Edith Lazenby's first love is poetry. Her second is yoga. Life unrolls in ways she could have never have imagined. She loves to love and live life daringly. Leap and the net will appear is how the saying goes but they don't tell you what to do after it disappears. Edith lives in Baltimore with her cat, Cucumber. She works all the time, it seems, these days. Life is good. Blessings are many.


10 Responses to “When Marriage Works.”

  1. Julie Mata says:

    This is very honest, at times sad, and quite insightful. Shows how life can be a learning, healing process, if we approach it in the right spirit.

  2. Sandi Rothwell says:

    Edy – what a good example of looking for your own well-matched mate. I too, went shopping, but in a different way. I had already fallen for Charlie, but I dated like crazy for two years in college just to see what else was out there. There was nothing I wanted. Charlie also supports me in my choices and is usually there as a listening ear – when he isn't open, I can tell and I know he will be open soon. What a gift a good marriage can be. What an aggravation a not so good marriage is.

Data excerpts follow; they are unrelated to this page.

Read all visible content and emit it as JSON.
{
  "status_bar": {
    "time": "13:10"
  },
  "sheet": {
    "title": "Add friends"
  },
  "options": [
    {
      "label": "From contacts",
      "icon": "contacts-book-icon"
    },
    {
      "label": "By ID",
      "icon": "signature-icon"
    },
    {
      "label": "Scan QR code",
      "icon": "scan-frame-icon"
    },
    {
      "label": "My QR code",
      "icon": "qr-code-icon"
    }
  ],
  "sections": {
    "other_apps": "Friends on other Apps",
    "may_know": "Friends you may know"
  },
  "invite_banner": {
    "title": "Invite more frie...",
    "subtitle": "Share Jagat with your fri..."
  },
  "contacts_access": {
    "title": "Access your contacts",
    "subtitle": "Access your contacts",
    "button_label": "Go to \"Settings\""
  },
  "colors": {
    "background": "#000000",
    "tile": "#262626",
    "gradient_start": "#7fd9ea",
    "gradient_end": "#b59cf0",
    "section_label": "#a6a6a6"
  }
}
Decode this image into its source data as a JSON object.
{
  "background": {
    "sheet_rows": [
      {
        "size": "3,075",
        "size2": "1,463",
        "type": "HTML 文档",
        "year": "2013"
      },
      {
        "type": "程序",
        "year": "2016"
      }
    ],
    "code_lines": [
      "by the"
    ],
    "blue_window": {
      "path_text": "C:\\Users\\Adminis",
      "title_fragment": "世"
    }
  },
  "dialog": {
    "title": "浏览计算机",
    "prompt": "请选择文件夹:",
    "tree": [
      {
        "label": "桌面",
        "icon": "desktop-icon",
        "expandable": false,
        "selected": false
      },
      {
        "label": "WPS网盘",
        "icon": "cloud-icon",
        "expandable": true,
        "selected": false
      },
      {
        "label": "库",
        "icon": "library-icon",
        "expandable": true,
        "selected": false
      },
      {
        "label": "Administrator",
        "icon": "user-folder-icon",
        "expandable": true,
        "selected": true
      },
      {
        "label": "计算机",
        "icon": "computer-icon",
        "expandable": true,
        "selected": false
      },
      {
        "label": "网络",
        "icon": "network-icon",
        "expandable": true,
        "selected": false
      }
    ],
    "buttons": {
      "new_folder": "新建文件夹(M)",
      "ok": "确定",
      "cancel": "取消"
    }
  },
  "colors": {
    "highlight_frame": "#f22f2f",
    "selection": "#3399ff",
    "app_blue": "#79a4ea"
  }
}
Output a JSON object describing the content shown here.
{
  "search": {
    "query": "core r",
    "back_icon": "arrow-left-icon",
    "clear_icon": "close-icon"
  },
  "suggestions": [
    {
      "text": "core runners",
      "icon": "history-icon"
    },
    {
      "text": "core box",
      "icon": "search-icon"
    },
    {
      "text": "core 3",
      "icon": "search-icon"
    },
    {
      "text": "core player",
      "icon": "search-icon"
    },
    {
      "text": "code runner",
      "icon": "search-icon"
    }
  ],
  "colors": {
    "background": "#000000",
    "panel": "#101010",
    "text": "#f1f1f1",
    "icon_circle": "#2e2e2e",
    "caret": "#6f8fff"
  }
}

    Tell is like it is girl. Namaste. Sandi

  3. edieyoga says:

    Thank you Julie. I think life requires healing, as part of the process, like breathing…if we keep the feelings moving we don't get held by them and can the peace and joy that is our birthright.

  4. edieyoga says:

    Thanks Sandy….I can see shopping around…by the time I met Mike I was 36 so had been exposed to all kinds and worked through my own neediness and problems. If I met him when I was younger….well, of course it could not have been the same.
    Yes, a good marriage is a gift…

  5. Tonya says:

    Lovely, sincere and heartfelt. It strikes a cord deep inside me. Thank you for sharing your journey to true love!

  6. edieyoga says:

    Tonya: thank you…I feel blessed in many ways….appreciate your comment.